I've been trying to see whether following assertion is true in order to give a quick proof of another problem I was doing: if $K$ is a finite dimensional extension of the $p$-adic numbers $\mathbb{Q}_p$, we have the multiplicative field norm $N_{K/\mathbb{Q}_p}: K \rightarrow \mathbb{Q}_p$. While the norm is not guaranteed to be surjective, is it always possible to find some $k \in K$ such that $N_{K/\mathbb{Q}_p}(k)$ has ($p$-adic) absolute value $1/p$?
One way I would imagine to do this is to show that there exist $\alpha, \beta \in K$ such that $|N(\alpha)| = p^A$ and $|N(\beta)| = p^B$ with $A, B$ relatively prime. The assertion then follows because there exist integers $x, y$ such that $xA + yB = 1$, whence $\alpha^{-x}\beta^{-y} \in K$ with $|N(\alpha^{-x}\beta^{-y})| = |N(\alpha^{-x})N(\beta^{-y})| = |a|^{-x}|b|^{-y} = p^{-Ax}p^{-By} = 1/p$.
My claim seems to me altogether reasonable since otherwise there exists some prime $q$ such that the absolute value $p^s$ of every $N(k)$ as $k$ runs through all of $K$ will be such that $s$ is always divisible by $q$, which doesn't seem right.
You ask whether, given a finite extension $K/\mathbf Q_p$, the image of the norm $N_K : K^* \to \mathbf Q_p^*$ contains a uniformiser $\pi \in \mathbf Q_p^*$. In other words, does $\nu(N_K(a)) = 1$ have a solution $a \in K$?
In general, it is not true.
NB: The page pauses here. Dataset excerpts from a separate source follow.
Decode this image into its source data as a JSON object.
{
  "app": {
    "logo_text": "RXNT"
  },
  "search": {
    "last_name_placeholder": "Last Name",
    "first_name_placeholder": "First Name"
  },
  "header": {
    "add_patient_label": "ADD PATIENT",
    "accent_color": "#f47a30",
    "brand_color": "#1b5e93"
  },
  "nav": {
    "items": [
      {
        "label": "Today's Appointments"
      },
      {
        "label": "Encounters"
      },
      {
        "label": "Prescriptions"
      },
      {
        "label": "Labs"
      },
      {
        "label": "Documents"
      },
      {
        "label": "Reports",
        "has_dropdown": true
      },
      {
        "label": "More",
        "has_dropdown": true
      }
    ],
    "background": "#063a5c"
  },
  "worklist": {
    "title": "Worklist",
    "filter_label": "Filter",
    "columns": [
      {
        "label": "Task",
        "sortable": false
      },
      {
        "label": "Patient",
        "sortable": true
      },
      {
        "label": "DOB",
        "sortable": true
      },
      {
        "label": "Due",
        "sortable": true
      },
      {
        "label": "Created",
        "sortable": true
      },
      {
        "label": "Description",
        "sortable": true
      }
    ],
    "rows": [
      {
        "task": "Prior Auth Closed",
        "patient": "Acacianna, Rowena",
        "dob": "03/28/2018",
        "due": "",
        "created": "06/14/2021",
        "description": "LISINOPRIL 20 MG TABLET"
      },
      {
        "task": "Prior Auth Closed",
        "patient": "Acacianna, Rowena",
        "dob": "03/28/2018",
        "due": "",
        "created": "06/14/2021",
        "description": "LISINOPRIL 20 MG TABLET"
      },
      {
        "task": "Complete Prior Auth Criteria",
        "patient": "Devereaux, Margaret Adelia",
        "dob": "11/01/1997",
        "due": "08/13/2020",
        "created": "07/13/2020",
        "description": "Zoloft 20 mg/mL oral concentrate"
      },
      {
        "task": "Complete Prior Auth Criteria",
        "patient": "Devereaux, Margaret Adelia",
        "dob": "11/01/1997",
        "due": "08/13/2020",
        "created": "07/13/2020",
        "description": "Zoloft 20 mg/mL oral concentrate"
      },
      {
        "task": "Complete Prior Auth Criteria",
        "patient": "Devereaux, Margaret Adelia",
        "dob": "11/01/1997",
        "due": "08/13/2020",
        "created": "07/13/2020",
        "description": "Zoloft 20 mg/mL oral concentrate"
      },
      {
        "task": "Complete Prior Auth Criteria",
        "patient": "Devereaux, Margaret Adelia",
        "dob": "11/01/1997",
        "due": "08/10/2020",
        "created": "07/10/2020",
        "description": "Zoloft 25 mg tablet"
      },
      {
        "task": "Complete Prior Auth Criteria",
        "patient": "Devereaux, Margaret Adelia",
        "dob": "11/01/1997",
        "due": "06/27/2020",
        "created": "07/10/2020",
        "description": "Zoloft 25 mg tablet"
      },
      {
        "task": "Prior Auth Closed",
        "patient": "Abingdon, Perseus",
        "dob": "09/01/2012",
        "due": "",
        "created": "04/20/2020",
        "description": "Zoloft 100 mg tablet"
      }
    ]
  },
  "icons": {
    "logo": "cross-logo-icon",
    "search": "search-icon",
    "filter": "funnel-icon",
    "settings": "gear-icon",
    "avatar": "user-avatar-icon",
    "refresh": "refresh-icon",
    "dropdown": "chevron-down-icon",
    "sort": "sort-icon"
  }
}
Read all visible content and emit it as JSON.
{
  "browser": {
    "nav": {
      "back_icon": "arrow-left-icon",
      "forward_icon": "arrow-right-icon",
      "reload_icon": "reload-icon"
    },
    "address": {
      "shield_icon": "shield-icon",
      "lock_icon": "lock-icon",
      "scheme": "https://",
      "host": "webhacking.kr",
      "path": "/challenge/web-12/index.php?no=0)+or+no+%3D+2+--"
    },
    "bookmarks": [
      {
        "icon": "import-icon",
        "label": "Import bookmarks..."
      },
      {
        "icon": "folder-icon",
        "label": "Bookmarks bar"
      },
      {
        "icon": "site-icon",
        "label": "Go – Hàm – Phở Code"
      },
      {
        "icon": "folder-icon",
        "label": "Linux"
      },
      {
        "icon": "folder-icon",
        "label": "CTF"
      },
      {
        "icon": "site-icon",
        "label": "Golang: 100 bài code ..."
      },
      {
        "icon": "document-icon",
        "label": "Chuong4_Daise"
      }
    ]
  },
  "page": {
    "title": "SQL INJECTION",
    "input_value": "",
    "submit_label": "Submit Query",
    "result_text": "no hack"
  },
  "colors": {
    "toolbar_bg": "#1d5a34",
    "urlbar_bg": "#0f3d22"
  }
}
For simplicity, suppose $K/\mathbf Q$ is Galois of degree $n$. Since all the conjugates of $a$ have the same $p$-adic valuation, $\nu (N_K(a)) = n\cdot \nu(a)$ for every $a$. Recall that $\nu(K^*) =\frac{1}{e}\mathbf Z$, where $e$ is the ramification index of $K/\mathbf Q_p$. Therefore $\nu(N_K(K^*)) = n\cdot \nu(K^*) = (n/e) \mathbf Z$; so a necessary and sufficient condition for a uniformiser to be in the image of the norm, in the case of a Galois extension, is that $n=e$; i.e. that $K/\mathbf Q_p$ be totally ramified.